Second, you will want to list how you are viewing the topic.  You will want to think about this area as being the verb of your work.  A good tip for selecting a verb or action to capture your purpose is to use words from Bloom's taxonomy.  Looking at the chart below, think about what your purpose for writing the paper is.  For example, if you want to demonstrate knowledge, your purpose could be to describe or to identify.

Count, Define, Describe, Draw, Find, Identify, Label, List, Match, Name, Quote, Recall, Recite, Sequence, Tell, Write
Conclude, Demonstrate, Discuss, Explain, Generalize, Identify, Illustrate, Interpret, Paraphrase, Predict, Report, Restate, Review, Summarize, Tell
Apply, Change, Choose, Compute, Dramatize, Interview, Prepare, Produce, Role-play, Select, Show, Transfer, Use
Analyze, Characterize, Classify, Compare, Contrast, Debate, Deduce, Diagram, Differentiate, Discriminate, Distinguish, Examine, Outline, Relate, Research, Separate,
Compose, Construct, Create, Design, Develop, Integrate, Invent, Make, Organize, Perform, Plan, Produce, Propose, Rewrite
Appraise, Argue, Assess, Choose, Conclude, Critic, Decide, Evaluate, Judge, Justify, Predict, Prioritize, Prove, Rank, Rate, Select,

Third, you will want to think about three to five areas or aspects of the topic that you want to explore from the perspective of your purpose.  For instance, if your purpose is to describe and identify, then you will want to list three to five areas that you want to describe and identify in relation to your topic.

Sample: Crafting a Thesis Statement

Let's use the topic, purpose, and aspects method to construct a thesis statement:


Focus Exploration: Revising for focus

Topic:  What is the main subject of your text?

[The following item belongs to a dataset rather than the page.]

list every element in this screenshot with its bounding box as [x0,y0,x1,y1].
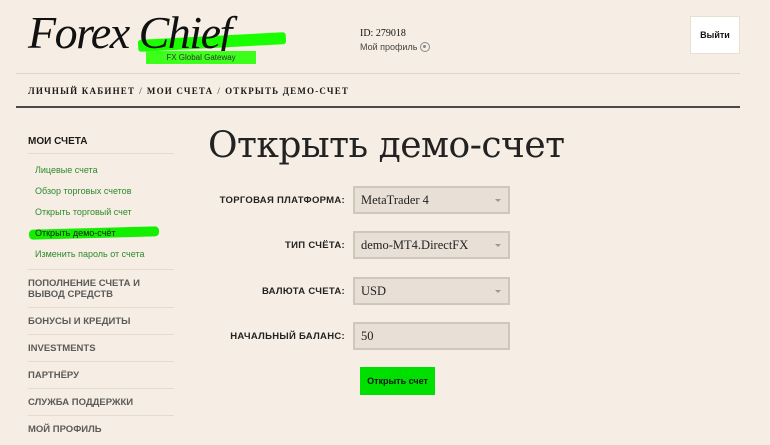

 The main subject of my text is writing

Purpose: (select at least two of the following which you feel appear in your text) :Define, List, Label, Relates, Contrast, Compare, Demonstrate, interpret, explains, illustrates, summarize, classify, applies, constructs, develops, organizes, plans, identifies, analyzes, categorizes, examines, distinguishes, composes, formulates, predicts, proposes, solves, discusses, theorizes, changes, criticizes, justifies, measures, recommends, prioritizes, supports, assesses, perceives, values, estimates, deducts


The main reason for my text on writing is to: compare and contrast

Aspects: Examine your text and locate the areas where you (insert purpose) your topic.  For example, if you found compare, contrast, and classify in the section above, you would list the aspect that you compared, list the aspect you contrasted, and list the aspect you classified.

Compare my writing process with others.

Contrast my writing process with others.

After you have completed your topic, purposes, and aspects examination of the text, look at the completed handout in reference to your text.  What is the ultimate topic, purpose, and aspects for your text?  What areas of the text reflect areas of the topic, purpose and aspects?  What areas of the text do not reflect the areas of the topic, purpose and aspects?  What areas do you see that appear to be unaligned with other areas of the text?  Briefly list the areas here.  After you have completed this examination, create a one to two paragraph overview of your discoveries.  This is your focus revision plan.  Make sure that in this overview your list your strengths and your weaknesses in regard to your focus development. 









So my working thesis statement could be:

My writing process and others' writing processes can be explored by comparing and contrasting.


Comparing and contrasting writing styles demonstrate the differences occurring in the writing process.


Writing styles can be compared and contrasted.

Notes to Remember


If you are sorting through your material and don’t know in which direction you’re going, it might be best to develop only a tentative thesis until you understand your topic more completely. Later, when your understanding is more complete, a strong and focused thesis statement can help you produce a coherent draft of your essay. Clear thesis statements can give you an added boost as you launch into the writing process.

Alignment with Competencies

By reviewing this module, you have explored material related to the following competencies: 

1. Capella Writing Feedback Tool-Focus

2. McCann Writing Standard 1-Establish and refine a topic or thesis that addresses the specific task and audience.